As predicted, the reforms' failure to reinvigorate French economic growth has led the electorate to look elsewhere for solutions. Unfortunately, because Macron and Ensemble have cannibalized most of France's political center, many French voters are now turning to the extreme parties that Macron opposes.
Macron’s term as president ends in 2027, and although there are Ensemble-linked centrist candidates who will stand, we think there is a clear risk that, with a divided electorate, France’s two-stage presidential election could result in a choice between far-right (Le Pen or Bardella) and far-left (probably Mélenchon) candidates in the second round.
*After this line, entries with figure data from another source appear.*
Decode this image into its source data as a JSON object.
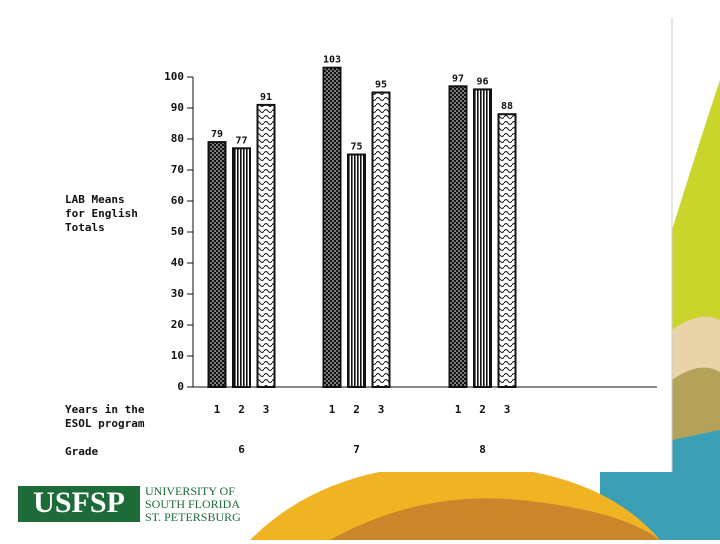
{
  "chart_data": {
    "type": "bar",
    "y_label": [
      "LAB Means",
      "for English",
      "Totals"
    ],
    "x_label": [
      "Years in the",
      "ESOL program"
    ],
    "group_label": "Grade",
    "subcategories": [
      "1",
      "2",
      "3"
    ],
    "groups": [
      {
        "name": "6",
        "values": [
          79,
          77,
          91
        ]
      },
      {
        "name": "7",
        "values": [
          103,
          75,
          95
        ]
      },
      {
        "name": "8",
        "values": [
          97,
          96,
          88
        ]
      }
    ],
    "ylim": [
      0,
      100
    ],
    "yticks": [
      0,
      10,
      20,
      30,
      40,
      50,
      60,
      70,
      80,
      90,
      100
    ]
  },
  "logo": {
    "mark": "USFSP",
    "lines": [
      "UNIVERSITY OF",
      "SOUTH FLORIDA",
      "ST. PETERSBURG"
    ]
  }
}
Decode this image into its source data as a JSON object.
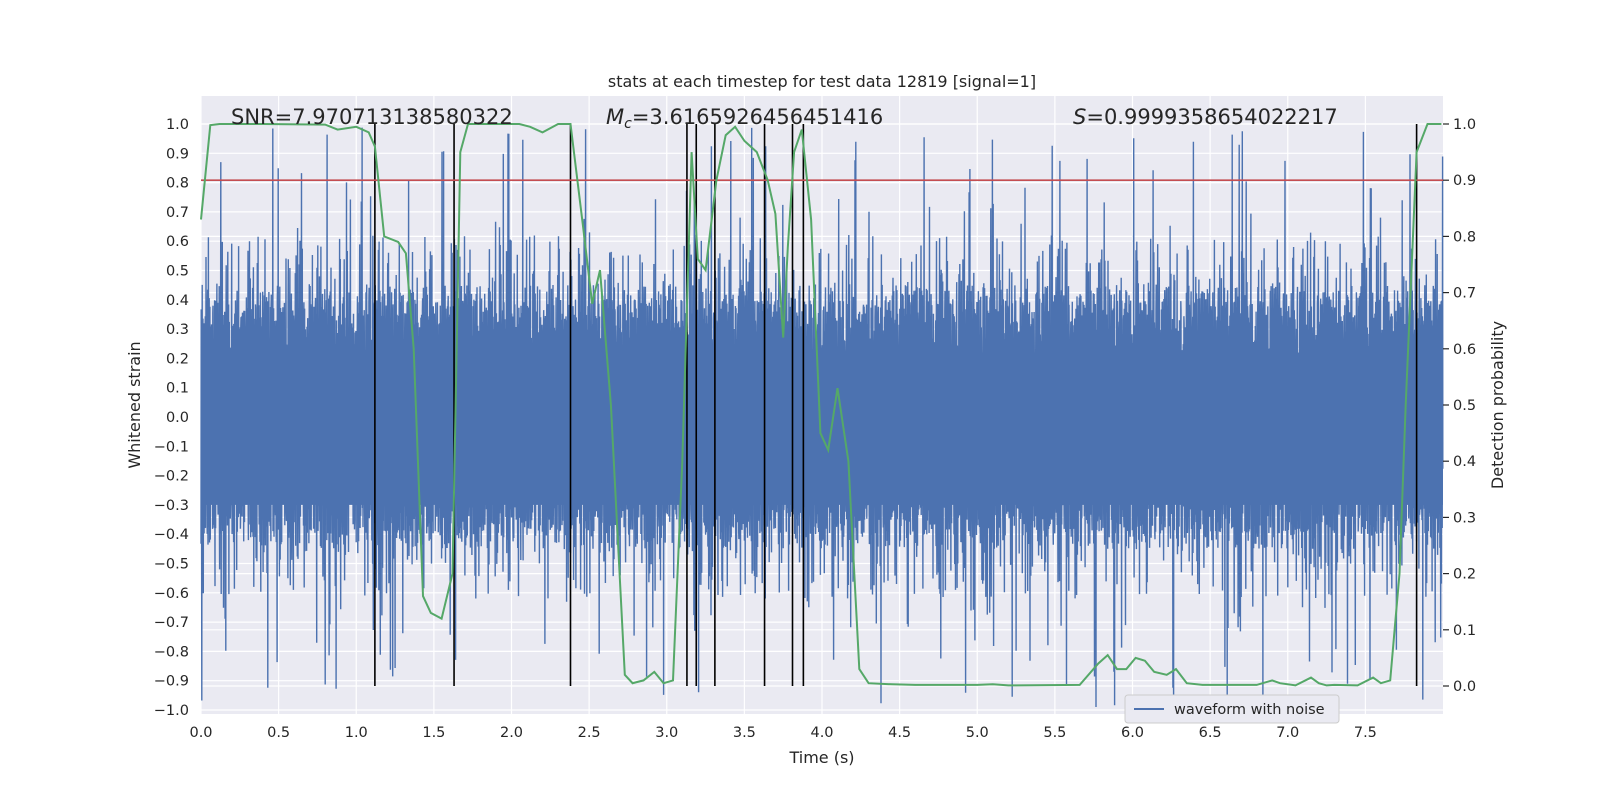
{
  "chart_data": {
    "type": "line",
    "title": "stats at each timestep for test data 12819 [signal=1]",
    "xlabel": "Time (s)",
    "ylabel": "Whitened strain",
    "ylabel_right": "Detection probability",
    "xlim": [
      0.0,
      8.0
    ],
    "ylim": [
      -1.0,
      1.0
    ],
    "ylim_right": [
      0.0,
      1.0
    ],
    "x_ticks": [
      "0.0",
      "0.5",
      "1.0",
      "1.5",
      "2.0",
      "2.5",
      "3.0",
      "3.5",
      "4.0",
      "4.5",
      "5.0",
      "5.5",
      "6.0",
      "6.5",
      "7.0",
      "7.5"
    ],
    "y_ticks": [
      "1.0",
      "0.9",
      "0.8",
      "0.7",
      "0.6",
      "0.5",
      "0.4",
      "0.3",
      "0.2",
      "0.1",
      "0.0",
      "-0.1",
      "-0.2",
      "-0.3",
      "-0.4",
      "-0.5",
      "-0.6",
      "-0.7",
      "-0.8",
      "-0.9",
      "-1.0"
    ],
    "y_ticks_right": [
      "1.0",
      "0.9",
      "0.8",
      "0.7",
      "0.6",
      "0.5",
      "0.4",
      "0.3",
      "0.2",
      "0.1",
      "0.0"
    ],
    "grid": true,
    "legend_position": "bottom-right",
    "annotations": {
      "snr": "SNR=7.970713138580322",
      "mc_symbol": "M",
      "mc_sub": "c",
      "mc_value": "=3.6165926456451416",
      "s_symbol": "S",
      "s_value": "=0.9999358654022217"
    },
    "colors": {
      "waveform": "#4c72b0",
      "probability": "#55a868",
      "threshold": "#c44e52",
      "markers": "#000000",
      "plot_bg": "#eaeaf2",
      "grid": "#ffffff"
    },
    "series": [
      {
        "name": "waveform with noise",
        "kind": "noise",
        "axis": "left",
        "typical_envelope_pos": 0.42,
        "typical_envelope_neg": -0.38,
        "max_abs_peak": 0.99,
        "value_range": [
          -0.99,
          0.99
        ]
      },
      {
        "kind": "detection-probability",
        "axis": "right",
        "x": [
          0.0,
          0.06,
          0.12,
          0.4,
          0.8,
          0.88,
          1.0,
          1.08,
          1.12,
          1.18,
          1.27,
          1.32,
          1.37,
          1.43,
          1.48,
          1.55,
          1.62,
          1.67,
          1.72,
          1.85,
          2.05,
          2.12,
          2.2,
          2.3,
          2.38,
          2.46,
          2.52,
          2.57,
          2.64,
          2.73,
          2.78,
          2.85,
          2.92,
          2.98,
          3.04,
          3.1,
          3.16,
          3.2,
          3.25,
          3.32,
          3.38,
          3.44,
          3.5,
          3.58,
          3.65,
          3.7,
          3.75,
          3.78,
          3.82,
          3.87,
          3.93,
          3.99,
          4.04,
          4.1,
          4.17,
          4.24,
          4.3,
          4.45,
          4.6,
          5.0,
          5.1,
          5.2,
          5.66,
          5.78,
          5.84,
          5.9,
          5.96,
          6.02,
          6.08,
          6.14,
          6.22,
          6.28,
          6.35,
          6.45,
          6.8,
          6.9,
          6.95,
          7.05,
          7.15,
          7.2,
          7.25,
          7.3,
          7.45,
          7.55,
          7.6,
          7.66,
          7.72,
          7.76,
          7.83,
          7.9,
          7.93,
          7.99
        ],
        "y": [
          0.83,
          0.998,
          1.0,
          1.0,
          0.999,
          0.99,
          0.995,
          0.985,
          0.96,
          0.8,
          0.79,
          0.77,
          0.6,
          0.16,
          0.13,
          0.12,
          0.2,
          0.95,
          1.0,
          1.0,
          1.0,
          0.995,
          0.985,
          1.0,
          1.0,
          0.82,
          0.68,
          0.74,
          0.5,
          0.02,
          0.005,
          0.01,
          0.025,
          0.005,
          0.01,
          0.4,
          0.95,
          0.76,
          0.74,
          0.9,
          0.98,
          0.995,
          0.97,
          0.95,
          0.9,
          0.84,
          0.62,
          0.78,
          0.95,
          0.99,
          0.83,
          0.45,
          0.42,
          0.53,
          0.4,
          0.03,
          0.005,
          0.003,
          0.002,
          0.002,
          0.003,
          0.001,
          0.002,
          0.04,
          0.055,
          0.03,
          0.03,
          0.05,
          0.045,
          0.025,
          0.02,
          0.03,
          0.005,
          0.002,
          0.002,
          0.01,
          0.005,
          0.001,
          0.015,
          0.005,
          0.001,
          0.002,
          0.001,
          0.015,
          0.005,
          0.01,
          0.2,
          0.5,
          0.95,
          1.0,
          1.0,
          1.0
        ]
      },
      {
        "kind": "threshold",
        "axis": "right",
        "value": 0.9
      },
      {
        "kind": "event-markers",
        "axis": "right",
        "x": [
          1.12,
          1.63,
          2.38,
          3.13,
          3.19,
          3.31,
          3.63,
          3.81,
          3.88,
          7.83
        ],
        "y_range": [
          0.0,
          1.0
        ]
      }
    ]
  },
  "legend": {
    "waveform_label": "waveform with noise"
  }
}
Neither of these outcomes would likely be good news for French assets or French relations with the EU.
More generally, we believe France is caught in a long-term political decline, driven by an electorate unwilling to accept the economic pain necessary for meaningful economic and fiscal reforms. As a result, we expect the performance of the French economy to remain mediocre at best, which will likely increase political dissatisfaction and perpetuate a high budget deficit. Meanwhile, the French state is already highly indebted; public debt has risen to around 112% of GDP and we anticipate that it will continue to rise until at least 2027.
At some point, whether in 2027 or at a later election, the political gridlock is only likely to be resolved by one of the extreme wings (or both sequentially) taking power and implementing their policies. In our view, once these extreme policies are tried, and likely result in crisis, voters will swing back towards mainstream parties. This should then result in broader acceptance of the measures needed for France to succeed within the EU, echoing the experience of Greece, during the 2010s. While we do not believe France will follow Greece by defaulting on its debt, we do see the risk of significant market dysfunction in the years ahead.